A seguito delle stragi di mafia nel ’92, che portarono alla tragica morte dei giudici Giovanni Falcone e Paolo Borsellino, il 41 bis venne adottato come misura di emergenza temporanea, vale a dire legata soltanto a quel periodo storico.
Tuttavia, il regime di detenzione rigido entrò stabilmente nel sistema penitenziario italiano, potendo essere applicato dal 2009 per quattro anni ed essere prorogato di ulteriori due.
I detenuti sono collocati in una cella singola, con due ore al giorno a disposizione per poter “socializzare” in gruppi da massimo quattro persone.

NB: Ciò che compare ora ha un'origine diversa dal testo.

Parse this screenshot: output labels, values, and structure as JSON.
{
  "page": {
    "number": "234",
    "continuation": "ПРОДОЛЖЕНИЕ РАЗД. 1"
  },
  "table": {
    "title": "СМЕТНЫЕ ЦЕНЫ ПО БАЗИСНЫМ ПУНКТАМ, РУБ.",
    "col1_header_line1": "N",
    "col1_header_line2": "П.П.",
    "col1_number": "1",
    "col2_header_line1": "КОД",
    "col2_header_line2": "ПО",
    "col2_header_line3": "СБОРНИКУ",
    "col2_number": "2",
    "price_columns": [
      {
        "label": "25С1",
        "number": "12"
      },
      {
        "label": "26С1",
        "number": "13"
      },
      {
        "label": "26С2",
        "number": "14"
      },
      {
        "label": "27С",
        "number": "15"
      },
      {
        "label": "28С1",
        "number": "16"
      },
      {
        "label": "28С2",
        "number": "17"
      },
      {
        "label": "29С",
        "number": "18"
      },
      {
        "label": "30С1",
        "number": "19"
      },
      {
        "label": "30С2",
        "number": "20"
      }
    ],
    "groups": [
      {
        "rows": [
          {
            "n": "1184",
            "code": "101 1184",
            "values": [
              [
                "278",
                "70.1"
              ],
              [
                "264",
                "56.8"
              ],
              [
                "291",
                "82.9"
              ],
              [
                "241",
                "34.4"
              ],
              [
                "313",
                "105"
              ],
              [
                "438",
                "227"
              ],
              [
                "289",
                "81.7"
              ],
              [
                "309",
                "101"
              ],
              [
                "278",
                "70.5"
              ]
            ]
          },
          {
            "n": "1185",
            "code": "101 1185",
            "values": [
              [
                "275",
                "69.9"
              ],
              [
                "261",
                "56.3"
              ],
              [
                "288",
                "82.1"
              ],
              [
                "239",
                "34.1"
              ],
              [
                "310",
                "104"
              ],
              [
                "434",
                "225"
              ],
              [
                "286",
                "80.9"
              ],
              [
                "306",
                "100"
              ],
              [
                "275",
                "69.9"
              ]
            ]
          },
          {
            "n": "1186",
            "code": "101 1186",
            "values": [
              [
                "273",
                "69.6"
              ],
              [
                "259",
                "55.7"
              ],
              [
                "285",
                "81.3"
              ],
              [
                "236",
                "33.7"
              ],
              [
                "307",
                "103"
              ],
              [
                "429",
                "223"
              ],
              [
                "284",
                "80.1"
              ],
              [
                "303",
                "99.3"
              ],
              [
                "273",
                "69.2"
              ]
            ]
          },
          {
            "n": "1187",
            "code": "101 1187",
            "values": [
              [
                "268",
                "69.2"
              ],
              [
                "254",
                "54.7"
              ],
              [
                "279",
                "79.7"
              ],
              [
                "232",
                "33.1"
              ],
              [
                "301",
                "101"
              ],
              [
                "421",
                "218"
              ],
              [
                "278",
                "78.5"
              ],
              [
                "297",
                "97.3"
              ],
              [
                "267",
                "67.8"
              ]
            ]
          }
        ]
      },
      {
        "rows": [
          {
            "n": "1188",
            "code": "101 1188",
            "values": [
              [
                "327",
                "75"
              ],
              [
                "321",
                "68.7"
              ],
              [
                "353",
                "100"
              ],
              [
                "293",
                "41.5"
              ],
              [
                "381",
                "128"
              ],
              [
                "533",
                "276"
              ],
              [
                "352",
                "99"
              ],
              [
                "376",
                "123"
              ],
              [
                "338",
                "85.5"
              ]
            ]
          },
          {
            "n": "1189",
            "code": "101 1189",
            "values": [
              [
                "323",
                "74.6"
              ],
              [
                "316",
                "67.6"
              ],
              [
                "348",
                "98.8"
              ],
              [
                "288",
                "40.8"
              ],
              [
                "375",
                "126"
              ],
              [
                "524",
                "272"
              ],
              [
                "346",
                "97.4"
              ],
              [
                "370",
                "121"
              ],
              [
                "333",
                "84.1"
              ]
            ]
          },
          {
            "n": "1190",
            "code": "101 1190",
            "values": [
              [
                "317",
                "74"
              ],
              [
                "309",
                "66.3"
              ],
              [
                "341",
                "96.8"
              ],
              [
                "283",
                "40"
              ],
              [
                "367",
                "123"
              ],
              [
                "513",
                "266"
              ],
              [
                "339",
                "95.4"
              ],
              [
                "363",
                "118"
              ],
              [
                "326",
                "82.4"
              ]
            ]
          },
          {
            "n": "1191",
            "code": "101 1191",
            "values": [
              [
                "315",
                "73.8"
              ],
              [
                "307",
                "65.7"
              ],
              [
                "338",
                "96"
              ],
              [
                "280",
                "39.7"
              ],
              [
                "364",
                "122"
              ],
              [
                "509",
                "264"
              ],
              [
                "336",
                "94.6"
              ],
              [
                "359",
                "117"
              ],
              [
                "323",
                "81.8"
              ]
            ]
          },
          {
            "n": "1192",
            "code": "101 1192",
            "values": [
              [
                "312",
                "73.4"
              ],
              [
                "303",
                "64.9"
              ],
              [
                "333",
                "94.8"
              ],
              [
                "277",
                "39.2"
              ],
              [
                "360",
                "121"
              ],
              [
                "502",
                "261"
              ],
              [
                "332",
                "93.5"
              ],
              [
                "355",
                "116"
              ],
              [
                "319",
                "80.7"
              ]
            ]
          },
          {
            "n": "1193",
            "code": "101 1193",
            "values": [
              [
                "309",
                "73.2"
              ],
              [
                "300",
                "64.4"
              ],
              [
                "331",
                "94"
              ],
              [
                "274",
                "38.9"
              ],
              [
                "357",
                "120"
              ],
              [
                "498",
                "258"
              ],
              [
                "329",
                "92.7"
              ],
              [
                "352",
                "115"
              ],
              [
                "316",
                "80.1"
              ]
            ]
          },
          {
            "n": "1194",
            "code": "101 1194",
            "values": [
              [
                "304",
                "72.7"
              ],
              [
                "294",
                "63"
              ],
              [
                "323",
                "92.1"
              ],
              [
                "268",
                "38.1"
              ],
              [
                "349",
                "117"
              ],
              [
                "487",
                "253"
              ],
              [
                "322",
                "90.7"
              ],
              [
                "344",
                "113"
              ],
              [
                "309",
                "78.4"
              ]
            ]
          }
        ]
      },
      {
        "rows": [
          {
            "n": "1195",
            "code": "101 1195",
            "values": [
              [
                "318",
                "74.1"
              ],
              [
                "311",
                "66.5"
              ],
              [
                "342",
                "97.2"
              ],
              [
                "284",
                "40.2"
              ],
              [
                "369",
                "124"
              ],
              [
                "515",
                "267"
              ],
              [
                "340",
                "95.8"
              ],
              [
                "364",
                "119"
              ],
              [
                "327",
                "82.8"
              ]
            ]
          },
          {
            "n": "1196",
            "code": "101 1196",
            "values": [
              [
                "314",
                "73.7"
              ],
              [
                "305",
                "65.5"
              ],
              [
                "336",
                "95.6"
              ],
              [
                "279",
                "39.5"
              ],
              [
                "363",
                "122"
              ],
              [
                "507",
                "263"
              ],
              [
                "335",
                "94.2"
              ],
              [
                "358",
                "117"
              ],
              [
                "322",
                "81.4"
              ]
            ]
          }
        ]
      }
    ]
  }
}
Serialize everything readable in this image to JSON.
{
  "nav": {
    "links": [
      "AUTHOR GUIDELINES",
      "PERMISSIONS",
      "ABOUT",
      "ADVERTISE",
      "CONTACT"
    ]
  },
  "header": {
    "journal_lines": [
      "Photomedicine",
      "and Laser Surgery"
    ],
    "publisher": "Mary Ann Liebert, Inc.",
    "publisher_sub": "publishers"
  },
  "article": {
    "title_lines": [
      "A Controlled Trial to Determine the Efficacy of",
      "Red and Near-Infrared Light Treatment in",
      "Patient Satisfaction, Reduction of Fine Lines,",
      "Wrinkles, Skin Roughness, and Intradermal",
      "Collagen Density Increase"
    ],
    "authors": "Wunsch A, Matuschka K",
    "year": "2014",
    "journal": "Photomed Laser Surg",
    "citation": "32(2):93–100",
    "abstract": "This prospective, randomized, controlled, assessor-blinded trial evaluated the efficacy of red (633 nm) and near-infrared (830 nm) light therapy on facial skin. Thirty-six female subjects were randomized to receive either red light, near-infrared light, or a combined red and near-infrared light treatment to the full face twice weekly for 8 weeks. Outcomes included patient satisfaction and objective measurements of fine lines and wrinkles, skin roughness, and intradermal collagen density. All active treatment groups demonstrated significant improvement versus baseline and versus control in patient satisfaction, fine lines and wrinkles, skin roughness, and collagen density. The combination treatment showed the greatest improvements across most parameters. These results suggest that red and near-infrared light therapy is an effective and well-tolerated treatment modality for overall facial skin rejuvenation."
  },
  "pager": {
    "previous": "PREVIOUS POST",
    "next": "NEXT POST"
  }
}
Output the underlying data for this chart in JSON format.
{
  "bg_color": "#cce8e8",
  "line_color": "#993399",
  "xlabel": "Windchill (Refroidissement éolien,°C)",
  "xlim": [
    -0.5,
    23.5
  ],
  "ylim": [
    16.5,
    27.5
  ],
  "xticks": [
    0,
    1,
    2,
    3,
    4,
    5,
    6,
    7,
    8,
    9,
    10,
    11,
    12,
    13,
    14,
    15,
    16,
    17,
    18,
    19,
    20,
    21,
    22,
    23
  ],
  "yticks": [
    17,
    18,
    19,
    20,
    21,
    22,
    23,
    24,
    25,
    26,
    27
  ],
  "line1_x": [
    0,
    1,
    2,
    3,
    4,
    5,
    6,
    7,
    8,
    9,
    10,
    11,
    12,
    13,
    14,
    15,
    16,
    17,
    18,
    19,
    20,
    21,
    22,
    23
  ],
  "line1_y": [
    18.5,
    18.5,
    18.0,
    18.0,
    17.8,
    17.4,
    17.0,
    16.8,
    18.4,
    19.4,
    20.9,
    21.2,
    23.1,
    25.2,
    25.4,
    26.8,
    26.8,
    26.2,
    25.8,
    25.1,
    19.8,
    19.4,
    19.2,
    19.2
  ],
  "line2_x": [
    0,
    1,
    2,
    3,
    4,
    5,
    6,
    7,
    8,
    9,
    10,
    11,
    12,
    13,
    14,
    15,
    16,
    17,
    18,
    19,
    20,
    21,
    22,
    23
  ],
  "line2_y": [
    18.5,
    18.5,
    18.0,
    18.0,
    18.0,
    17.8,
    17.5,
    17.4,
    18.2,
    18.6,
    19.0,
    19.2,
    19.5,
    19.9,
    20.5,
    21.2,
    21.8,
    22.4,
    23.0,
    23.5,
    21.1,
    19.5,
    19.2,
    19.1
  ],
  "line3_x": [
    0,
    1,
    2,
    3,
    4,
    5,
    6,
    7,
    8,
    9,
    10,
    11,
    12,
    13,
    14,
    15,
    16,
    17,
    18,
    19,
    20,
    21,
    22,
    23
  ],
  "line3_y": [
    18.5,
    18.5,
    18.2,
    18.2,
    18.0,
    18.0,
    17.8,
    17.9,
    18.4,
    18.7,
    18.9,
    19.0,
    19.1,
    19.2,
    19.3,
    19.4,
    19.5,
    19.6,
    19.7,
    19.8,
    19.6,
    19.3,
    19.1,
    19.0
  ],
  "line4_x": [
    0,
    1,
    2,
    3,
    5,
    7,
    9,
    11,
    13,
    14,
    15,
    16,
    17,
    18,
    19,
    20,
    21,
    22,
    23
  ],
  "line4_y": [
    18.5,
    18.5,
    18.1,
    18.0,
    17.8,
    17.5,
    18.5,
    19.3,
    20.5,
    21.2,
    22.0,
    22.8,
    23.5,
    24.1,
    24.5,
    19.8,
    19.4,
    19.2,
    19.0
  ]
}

Coloro i quali sono sottoposti al carcere duro, possono usufruire di un colloquio al mese videosorvegliato di un’ora dietro un vetro divisorio: soltanto chi non fa colloqui può ottenere l’autorizzazione, trascorsi i primi sei mesi, a una telefonata al mese di dieci minuti.
Il 41 bis viene applicato sia per reati di stampo mafioso sia per reati terroristici, anche internazionali, e di eversione dell’ordine democratico attraverso atti di violenza.
Ciononostante, è possibile ottenerne la revoca in presenza di due casi: la prima su ordine del tribunale di sorveglianza di Roma (l’unico in Italia che ha il compito di pronunciarsi a riguardo), la seconda invece per scadenza del termine senza che sia disposta la proroga.